Antes que o clássico estereótipo da mulher em busca da alma gêmea venha à cabeça, podem ser citados nomes como o do ex-presidente francês François Mitterrand (1916-1996) e do escritor português Fernando Pessoa (1988-1954), que chegou a dar consultas como astrólogo. Na política, a Astrologia foi usada até pelo serviço secreto da Grã-Bretanha durante a Segunda Guerra Mundial. Um relatório de 1942 afirma que Adolf Hitler fora aconselhado por astrólogos desde 1923. O autor do documento, Louis de Wohl, foi recrutado pelo Serviço de Segurança para fazer os mesmos cálculos, e assim descobrir os conselhos dados ao líder alemão. Os papéis do Arquivo Nacional de Kew mostram que Wohl também foi usado para criar falsos horóscopos que induziriam a participação dos Estados Unidos na guerra, e que ele acabou sendo dispensado como “charlatão”.

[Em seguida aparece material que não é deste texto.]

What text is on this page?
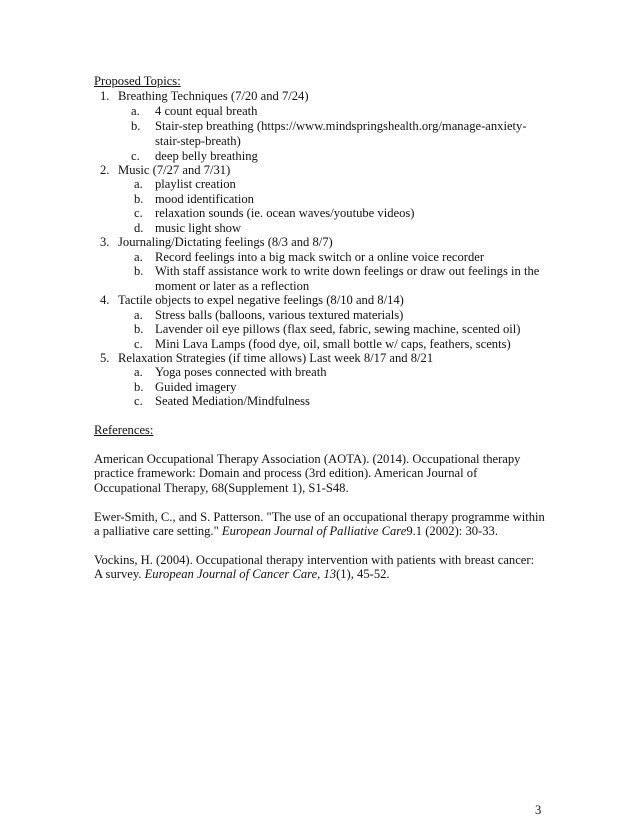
Proposed Topics:
1. Breathing Techniques (7/20 and 7/24)
a. 4 count equal breath
b. Stair-step breathing (https://www.mindspringshealth.org/manage-anxiety-
stair-step-breath)
c. deep belly breathing
2. Music (7/27 and 7/31)
a. playlist creation
b. mood identification
c. relaxation sounds (ie. ocean waves/youtube videos)
d. music light show
3. Journaling/Dictating feelings (8/3 and 8/7)
a. Record feelings into a big mack switch or a online voice recorder
b. With staff assistance work to write down feelings or draw out feelings in the
moment or later as a reflection
4. Tactile objects to expel negative feelings (8/10 and 8/14)
a. Stress balls (balloons, various textured materials)
b. Lavender oil eye pillows (flax seed, fabric, sewing machine, scented oil)
c. Mini Lava Lamps (food dye, oil, small bottle w/ caps, feathers, scents)
5. Relaxation Strategies (if time allows) Last week 8/17 and 8/21
a. Yoga poses connected with breath
b. Guided imagery
c. Seated Mediation/Mindfulness
References:
American Occupational Therapy Association (AOTA). (2014). Occupational therapy
practice framework: Domain and process (3rd edition). American Journal of
Occupational Therapy, 68(Supplement 1), S1-S48.
Ewer-Smith, C., and S. Patterson. "The use of an occupational therapy programme within
a palliative care setting." European Journal of Palliative Care9.1 (2002): 30-33.
Vockins, H. (2004). Occupational therapy intervention with patients with breast cancer:
A survey. European Journal of Cancer Care, 13(1), 45-52.
3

No Brasil, a política também já foi influenciada pela Astrologia. Um dos casos mais interessantes aconteceu na eleição presidencial indireta de 1985, disputada por Tancredo Neves e Paulo Maluf. O jornalista e astrólogo Getulio Bittencourt teria alertado para o fato de que, no momento da eleição, uma conjunção entre dois planetas levaria a uma provável derrota de Tancredo. Temeroso, o político antecipou o horário das eleições para as dez da manhã. O resultado todo mundo conhece.
Políticos, escritores, donas de casa, historiadores. Independentemente de ser considerada ciência, a Astrologia continua atraindo pessoas de todas as profissões e meios sociais. O horóscopo, difundido a partir dos anos 1930 pelo jornal britânico The Sun, é encontrado hoje em praticamente todos os periódicos nacionais. Com a Internet, a partir dos anos 1990, o boom foi ainda maior. Sites oferecem serviços – muitas vezes gratuitos – e informações em diversos níveis de detalhamento. A televisão também pode ser boa aliada. O canal GNT, por exemplo, exibe desde o início do ano o programa “No Astral”, apresentado por Claudia Lisboa, astróloga há mais de 30 anos.
Para os interessados em se aprofundar no conhecimento, também há grande variedade de livros, incluindo textos da Astrologia antiga traduzidos do latim e do grego. Todo este material pode ser aproveitado por quem não conhece o tema e deseja tomar uma posição, defendendo ou criticando a Astrologia. Aos céticos, está lançado o desafio.